Both, honestly. The Nitro line is legitimately well-engineered value; the ratings gap with premium brands is real but modest, and mostly about consistency rather than design. Buy from somewhere with easy returns and register the 3-year warranty — that covers the actual risk.
Do WORX batteries work across their tools?
Yes — PowerShare is the whole pitch: 20V packs work in 20V tools and pair up for 40V tools, across yard and DIY lines. The ecosystem is broader than people assume, just more Home-Depot-DIY than whole-yard-pro.
Can the LEAFJET replace a gas blower?
For suburban lots, yes — same story as the rest of the good 600+ CFM cordless class. For acreage and all-day work, no battery handheld replaces a gas backpack; see the gas guide for that tier.

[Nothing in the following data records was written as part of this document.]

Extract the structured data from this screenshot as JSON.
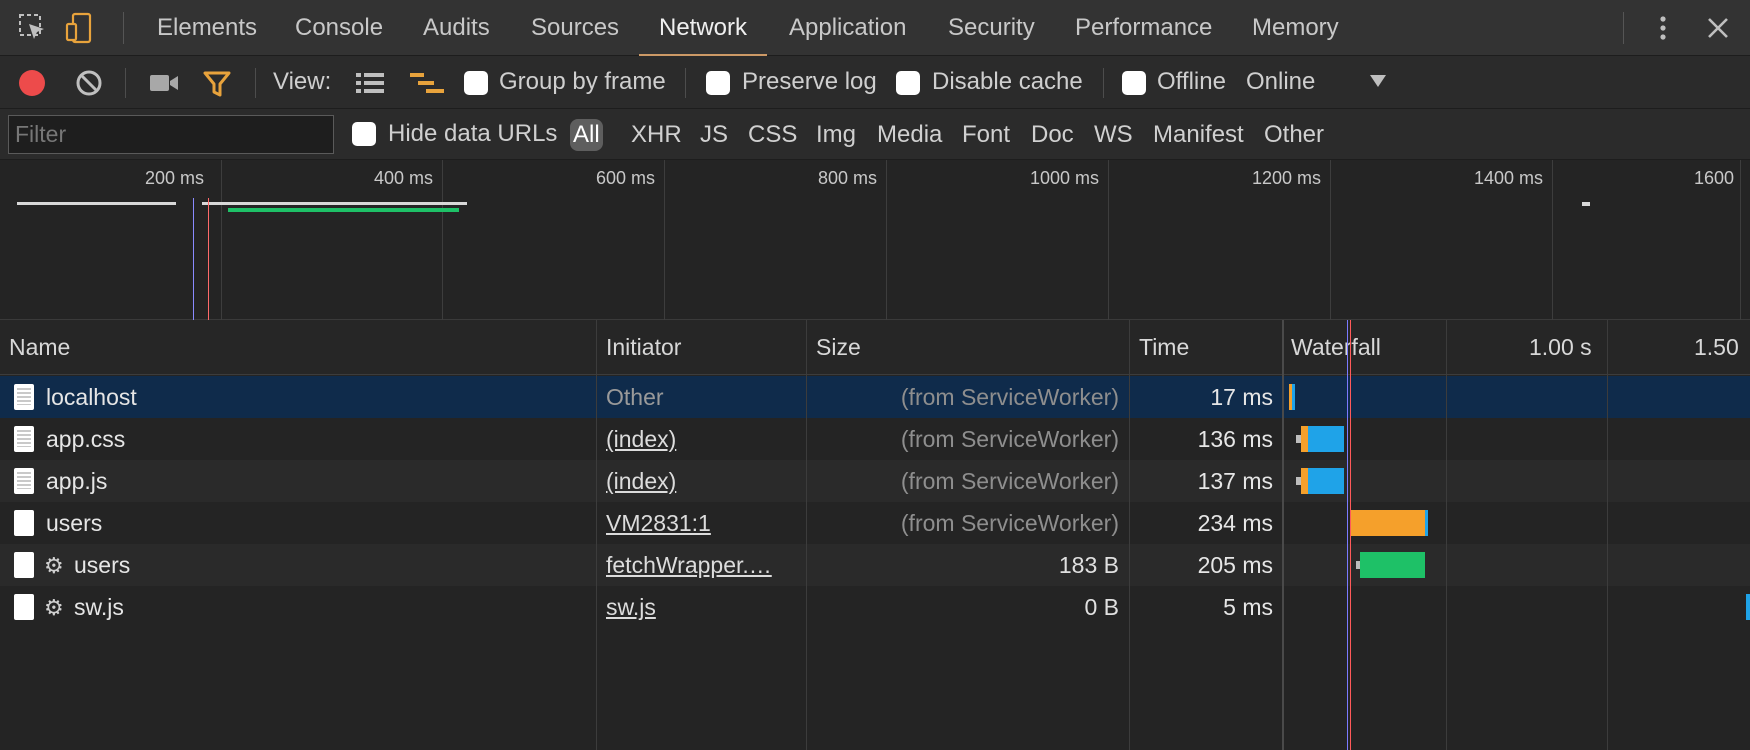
{
  "tabs": [
    "Elements",
    "Console",
    "Audits",
    "Sources",
    "Network",
    "Application",
    "Security",
    "Performance",
    "Memory"
  ],
  "active_tab": "Network",
  "toolbar": {
    "view_label": "View:",
    "group_by_frame": "Group by frame",
    "preserve_log": "Preserve log",
    "disable_cache": "Disable cache",
    "offline": "Offline",
    "throttling": "Online"
  },
  "filter": {
    "placeholder": "Filter",
    "value": "",
    "hide_data_urls": "Hide data URLs",
    "types": [
      "All",
      "XHR",
      "JS",
      "CSS",
      "Img",
      "Media",
      "Font",
      "Doc",
      "WS",
      "Manifest",
      "Other"
    ],
    "active_type": "All"
  },
  "overview": {
    "tick_labels": [
      "200 ms",
      "400 ms",
      "600 ms",
      "800 ms",
      "1000 ms",
      "1200 ms",
      "1400 ms",
      "1600"
    ]
  },
  "table": {
    "headers": {
      "name": "Name",
      "initiator": "Initiator",
      "size": "Size",
      "time": "Time",
      "waterfall": "Waterfall",
      "wf_tick_1": "1.00 s",
      "wf_tick_2": "1.50"
    },
    "rows": [
      {
        "name": "localhost",
        "initiator": "Other",
        "size": "(from ServiceWorker)",
        "time": "17 ms",
        "selected": true
      },
      {
        "name": "app.css",
        "initiator": "(index)",
        "size": "(from ServiceWorker)",
        "time": "136 ms"
      },
      {
        "name": "app.js",
        "initiator": "(index)",
        "size": "(from ServiceWorker)",
        "time": "137 ms"
      },
      {
        "name": "users",
        "initiator": "VM2831:1",
        "size": "(from ServiceWorker)",
        "time": "234 ms"
      },
      {
        "name": "users",
        "initiator": "fetchWrapper.…",
        "size": "183 B",
        "time": "205 ms",
        "gear": true
      },
      {
        "name": "sw.js",
        "initiator": "sw.js",
        "size": "0 B",
        "time": "5 ms",
        "gear": true
      }
    ]
  },
  "colors": {
    "record": "#ed4b4b",
    "filter_icon": "#e8a33c",
    "active_tab_underline": "#cc9966",
    "selected_row": "#0f2b4b",
    "waterfall_blue": "#1fa3e8",
    "waterfall_orange": "#f5a02b",
    "waterfall_green": "#1ec167"
  },
  "icons": [
    "inspect-element-icon",
    "device-toolbar-icon",
    "more-vert-icon",
    "close-icon",
    "record-icon",
    "clear-icon",
    "capture-screenshots-icon",
    "filter-icon",
    "list-view-icon",
    "waterfall-view-icon",
    "dropdown-arrow-icon",
    "document-icon",
    "gear-icon"
  ]
}
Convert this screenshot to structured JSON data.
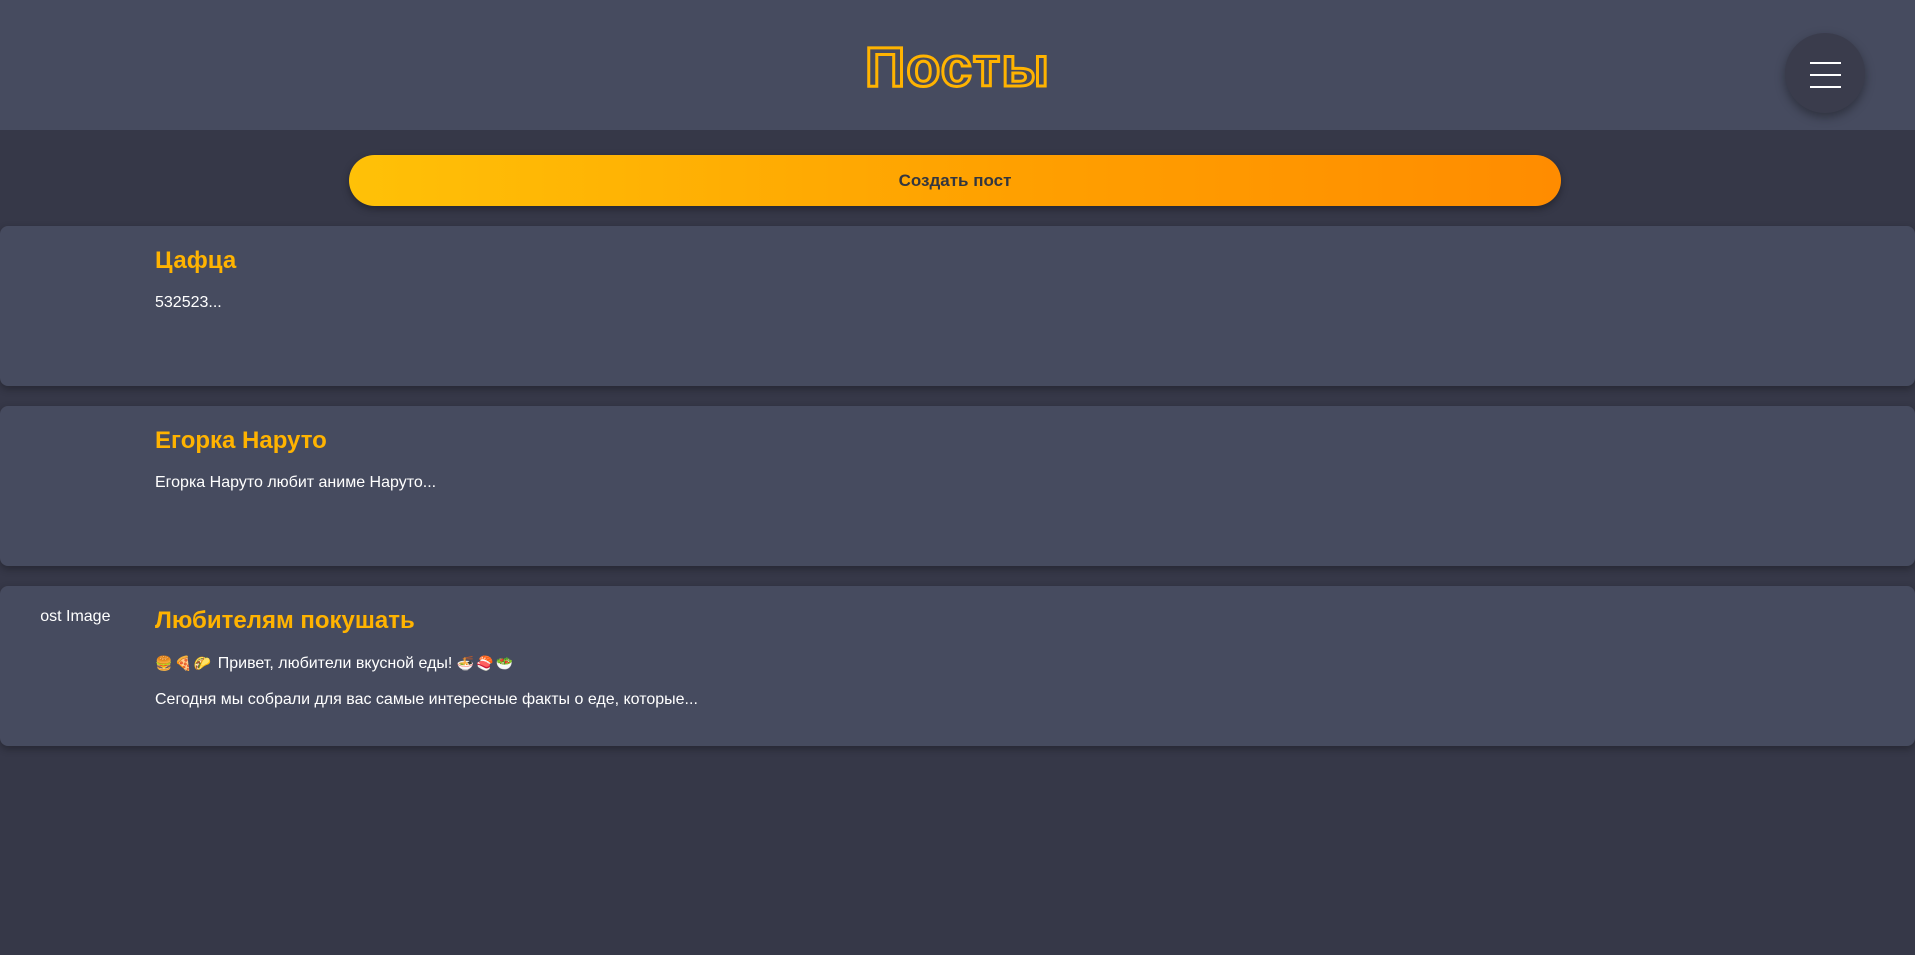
{
  "header": {
    "title": "Посты",
    "menu_icon": "hamburger-menu-icon"
  },
  "actions": {
    "create_post_label": "Создать пост"
  },
  "colors": {
    "accent": "#ffb300",
    "header_bg": "#464b5f",
    "page_bg": "#363848",
    "card_bg": "#464b5f",
    "button_gradient_start": "#ffc107",
    "button_gradient_end": "#ff8c00",
    "text": "#ffffff"
  },
  "posts": [
    {
      "title": "Цафца",
      "lines": [
        "532523..."
      ]
    },
    {
      "title": "Егорка Наруто",
      "lines": [
        "Егорка Наруто любит аниме Наруто..."
      ]
    },
    {
      "title": "Любителям покушать",
      "image_alt": "Post Image",
      "emoji_before": [
        "🍔",
        "🍕",
        "🌮"
      ],
      "line1_text": " Привет, любители вкусной еды! ",
      "emoji_after": [
        "🍜",
        "🍣",
        "🥗"
      ],
      "lines": [
        "Сегодня мы собрали для вас самые интересные факты о еде, которые..."
      ]
    }
  ]
}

How long do WORX batteries run?
Same physics as everyone: 15-25 minutes full throttle, double at working speed. The kits' included batteries are modest sizes, so heavy users should figure a second pack into the price comparison — it narrows the gap with Ryobi but rarely closes it.
Bottom Line
WORX earns its shelf space with three tools: the LEAFJET 620 for the best kit-price performance in cordless, the WG543 for the lightweight crown nobody else is even contesting, and the WG930.2 combo for starter-kit math that embarrasses everyone. Skip the brand strategy question entirely — that's the point of WORX — and buy the specific tool that fits. And if you find yourself wanting a deeper platform later, the roundup shows where the premium money goes.